More than 300 people packed a USC lecture hall for a panel discussion titled ‘The Living Constitution’ at the Festival of Books moderated by Jim Newton and featuring law professor Erwin Chemerinsky; founding faculty member of the UC Irvine School of Law, journalist Henry Weinstein; and John W. Dean, White House counsel in the Nixon administration and author of the 2007 book ‘Broken Government: How Republican Rule Destroyed the Legislative, Executive, and Judicial Branches.’
The wide-ranging topics included the Eisenhower and Obama administrations and Supreme Court cases from Brown vs. Board of Education (1954) to last week’s decision in AT&T Mobility vs. Concepcion.
And, although the U.S Constitution was the starting point for the hourlong discussion (‘We have a living Constitution -- and thank God for that,’ Weinstein declared emphatically at the outset), most of the focus was on the Supreme Court’s role in breathing life into it -- and how it has changed over the years.
Chemerinsky, whose most recent book (published in September 2010) is titled ‘The Conservative Assault on the Constitution,’ opined that every Republican president since Nixon had set out to shape the Supreme Court. ‘And by and large, they have succeeded,’ he said. ‘The only place where the court has seen fit to grant new rights [recently] is the 2nd Amendment.’ When asked to contrast the criticism of the current Supreme Court as having a conservative bias against the notion that the Warren-era Supreme Court had a perceived liberal bias, it was Weinstein who drew an appreciative round of clapping and hooting.
‘The Warren court was all about expanding rights,’ he answered. ‘Including, I might add, the right of two people of different races to marry -- without which one of the most conservative justices in Supreme Court history would not have been able to marry his wife.’ (Weinstein was referring to Justice Clarence Thomas.)

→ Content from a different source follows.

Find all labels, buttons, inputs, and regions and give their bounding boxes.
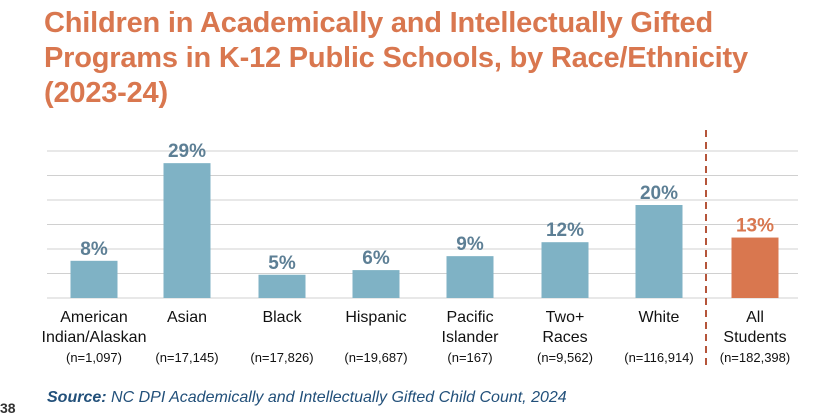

The way Supreme Court nominees are chosen has changed too. ‘The process is a lot more organized these days,’ Dean said. ‘Things are a lot more organized. In the Nixon White House, it was done in a much looser way.’ Dean went on to describe how William Rehnquist came to be nominated, a topic he covered in depth in his 2002 book, ‘The Rehnquist Choice.’ ‘I don’t think it’s something the Rehnquist family keeps on their bookshelf,’ he added with a chuckle.
When the hourlong discussion ended and Newton opened the floor to questions, audience members stood three deep -- at two different microphone stands -- to question the panel. The very first question was not, however, about the historical shaping of the Constitution, but rather an extremely current one: about the WikiLeaks case and the treatment of the imprisoned soldier Bradley Manning, who is accused of giving restricted information to the website.
‘It certainly seems like cruel and unusual punishment to me,’ Chemerinsky answered. ‘It’s punitive detention. The Army needs to follow the Constitution.’
Proof, it would seem, that the founding document of our legal system is not just a living document, but one that’s alive and well -- no bestseller list needed.